The question of what constitutes negligence in cases where students request the use of facilities outside of scheduled class hours has arisen from time to time. Based on information received from the State University legal counsel, the following guidelines have been established:

  1. Power tools and dangerous chemicals are not to be made available to those who it is known are unskilled in their use without instruction and/or close supervision. Power tools are to be in proper working order and have the requisite guards or safety devices at all times.
  2. The department should satisfy itself as to what facilities, equipment and materials can be considered dangerous or hazardous and be guided accordingly.
  3. Whether supervisory negligence is involved in any accident will always be determined on the facts of the individual case and the decision will rest upon what degree of care was reasonably required under all the particular circumstances. Therefore, close supervision by one skilled in the uses and potentialities of dangerous equipment and materials is the best way to prevent liability.
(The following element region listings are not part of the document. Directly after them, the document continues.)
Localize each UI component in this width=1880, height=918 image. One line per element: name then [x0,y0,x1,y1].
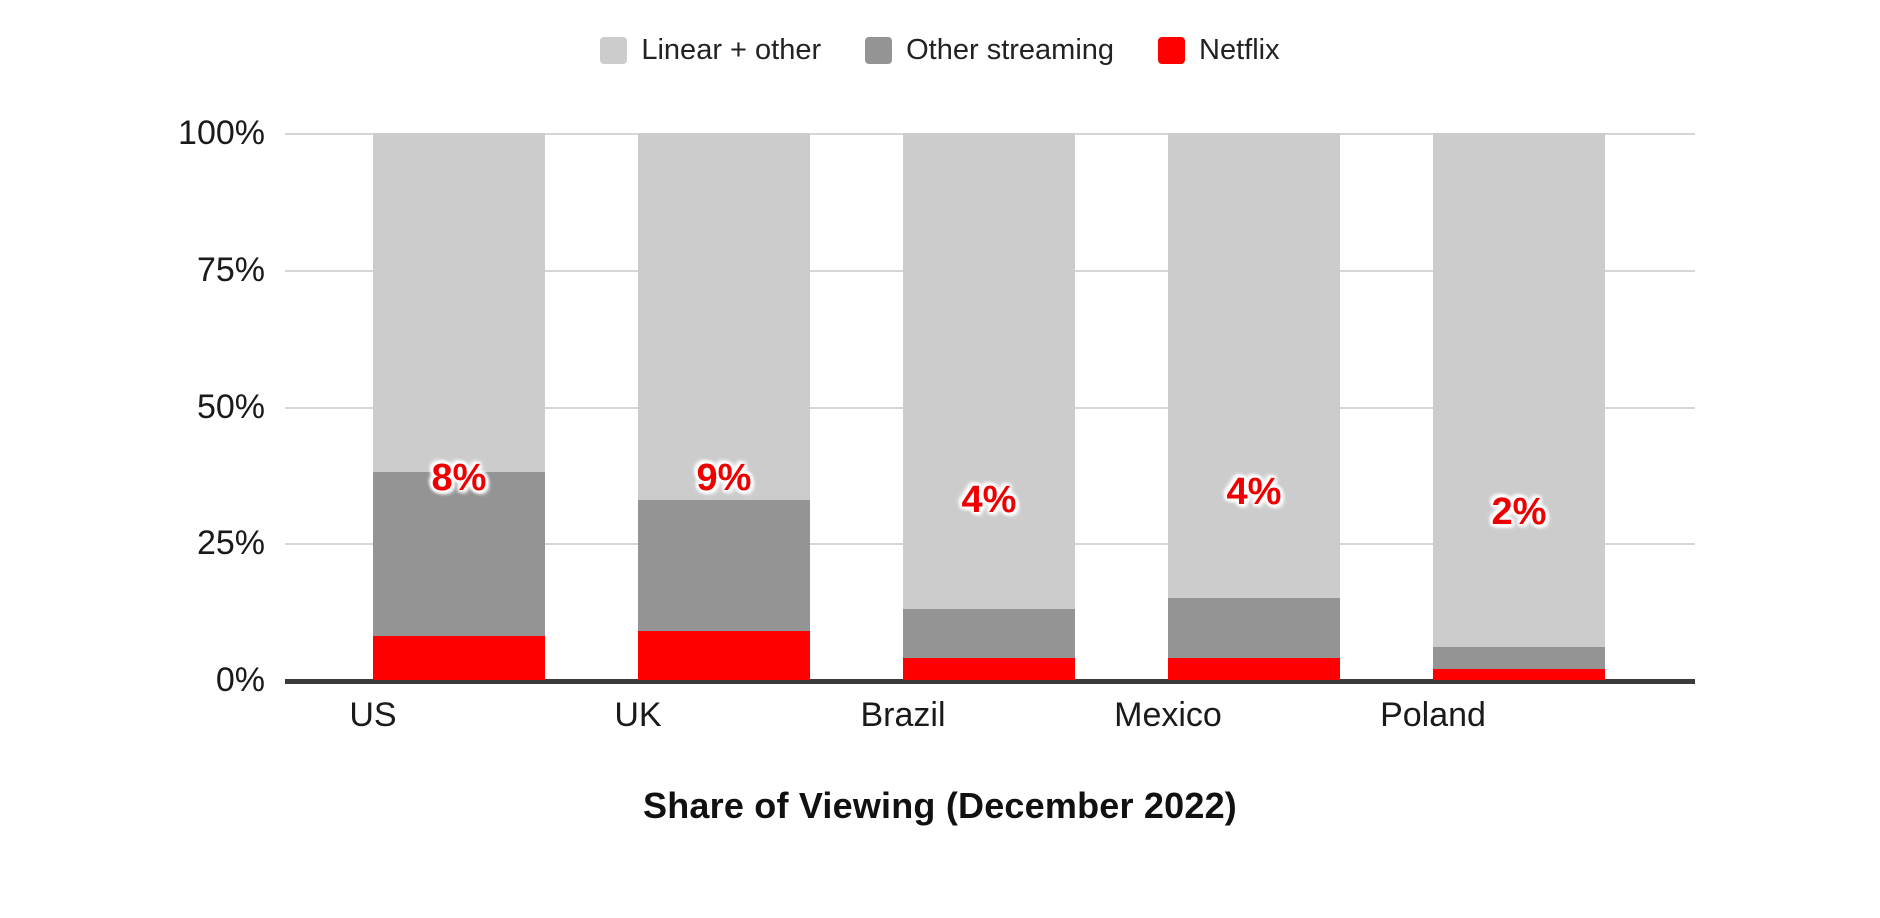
bar-stack-uk [638,133,810,680]
x-axis-label-us: US [349,696,397,734]
legend-swatch-icon-other-streaming [865,37,893,64]
bar-segment-netflix-us[interactable] [373,636,545,680]
legend-label-linear-other: Linear + other [641,34,822,66]
x-axis-label-brazil: Brazil [860,696,946,734]
y-axis-tick-50: 50% [196,387,265,426]
legend-item-other-streaming[interactable]: Other streaming [865,36,1114,65]
x-axis-label-uk: UK [614,696,662,734]
x-axis-label-mexico: Mexico [1114,696,1222,734]
y-axis-tick-100: 100% [178,114,265,152]
chart-legend: Linear + other Other streaming Netflix [0,36,1880,65]
bar-stack-mexico [1168,133,1340,680]
bar-segment-other-streaming-uk[interactable] [638,499,810,631]
bar-value-label-uk: 9% [696,457,752,499]
legend-item-netflix[interactable]: Netflix [1158,36,1280,65]
bar-segment-other-streaming-brazil[interactable] [903,608,1075,659]
bar-segment-netflix-uk[interactable] [638,630,810,680]
bar-stack-brazil [903,133,1075,680]
bar-segment-other-streaming-us[interactable] [373,472,545,637]
bar-segment-linear-other-brazil[interactable] [903,133,1075,609]
bar-group-brazil[interactable]: 4% [903,133,1075,680]
y-axis-tick-75: 75% [196,250,265,289]
bar-group-us[interactable]: 8% [373,133,545,680]
bar-group-uk[interactable]: 9% [638,133,810,680]
legend-label-netflix: Netflix [1199,34,1280,66]
bar-segment-netflix-poland[interactable] [1433,669,1605,680]
bar-group-poland[interactable]: 2% [1433,133,1605,680]
bar-segment-netflix-brazil[interactable] [903,658,1075,680]
legend-swatch-icon-linear-other [600,37,628,64]
bar-value-label-poland: 2% [1491,491,1547,533]
chart-title: Share of Viewing (December 2022) [643,785,1237,826]
bar-segment-linear-other-uk[interactable] [638,133,810,500]
bar-stack-us [373,133,545,680]
bar-segment-linear-other-mexico[interactable] [1168,133,1340,598]
bar-group-mexico[interactable]: 4% [1168,133,1340,680]
legend-label-other-streaming: Other streaming [906,34,1115,66]
bar-stack-poland [1433,133,1605,680]
y-axis-tick-25: 25% [196,524,265,563]
bar-value-label-us: 8% [431,457,487,499]
legend-item-linear-other[interactable]: Linear + other [600,36,821,65]
bar-segment-netflix-mexico[interactable] [1168,658,1340,680]
bar-segment-other-streaming-poland[interactable] [1433,647,1605,670]
bar-value-label-brazil: 4% [961,479,1017,521]
bar-segment-other-streaming-mexico[interactable] [1168,597,1340,659]
legend-swatch-icon-netflix [1158,37,1186,64]
y-axis-tick-0: 0% [215,661,265,699]
x-axis-line [285,679,1695,684]
bar-series-container: 8% 9% 4% 4% [285,133,1695,680]
bar-segment-linear-other-us[interactable] [373,133,545,473]
bar-value-label-mexico: 4% [1226,471,1282,513]
x-axis-label-poland: Poland [1380,696,1486,734]
bar-segment-linear-other-poland[interactable] [1433,133,1605,648]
"Right to Know" law relative to hazards of toxic substances

The "Right to Know" "Law was passed with an understanding that workers in New York State and their families may be in danger because of exposure to toxic substances at the work site. Accordingly, the law maintains that workers have an inherent right to know all of the health hazards associated with exposure to toxic substances for two reasons:

  1. Employees have a right to make an informed decision about the possible cost of employment to health and life.
  2. Employees can observe symptoms of toxicity in themselves and understand the relationship between the symptoms and exposure, and can, therefore, evaluate the need for any corrective action.

Employers across the state are given specific responsibilities in order that workers may exercise this right. The Department of Health is given duties to assist communication between employers and workers concerning toxic substances, and it is given the power to gather information about occupational health hazards. The Department of Labor is given the responsibility of cooperating with the Department of Health in implementing the law and enforcing those provisions of the law under the Labor Department's jurisdiction.

The "Right to Know" Law defines a toxic substance as any substance which is listed in the latest printed edition of the National Institute for Occupational Safety and Health Registry of Toxic Effects of Chemical Substances or has yielded evidence of acute or chronic health hazards in human, animal, or other biological testing. While this definition may seem unusually broad, the NIOSH Registry of Toxic Effects of Chemical Substances alone lists over 39,000 chemicals.

The law excludes from consideration all substances for which no toxicity information exists, but which may have a considerable toxic or other hazardous potential.

Any employee who believes that a safety or health violation or imminent danger exists may request an inspection by notifying the Industrial Commissioner. If the commissioner, upon such inspection, believes there is a violation of these regulations, the commissioner shall issue an order for compliance by the employer within a reasonable time. Violation of a labor law or any regulation or order of the Industrial Commissioner is a misdemeanor.

Orange colored posters stating the "Right to Know" law are posted in each building as a reminder. The posters contain the name of the local contact person for further information.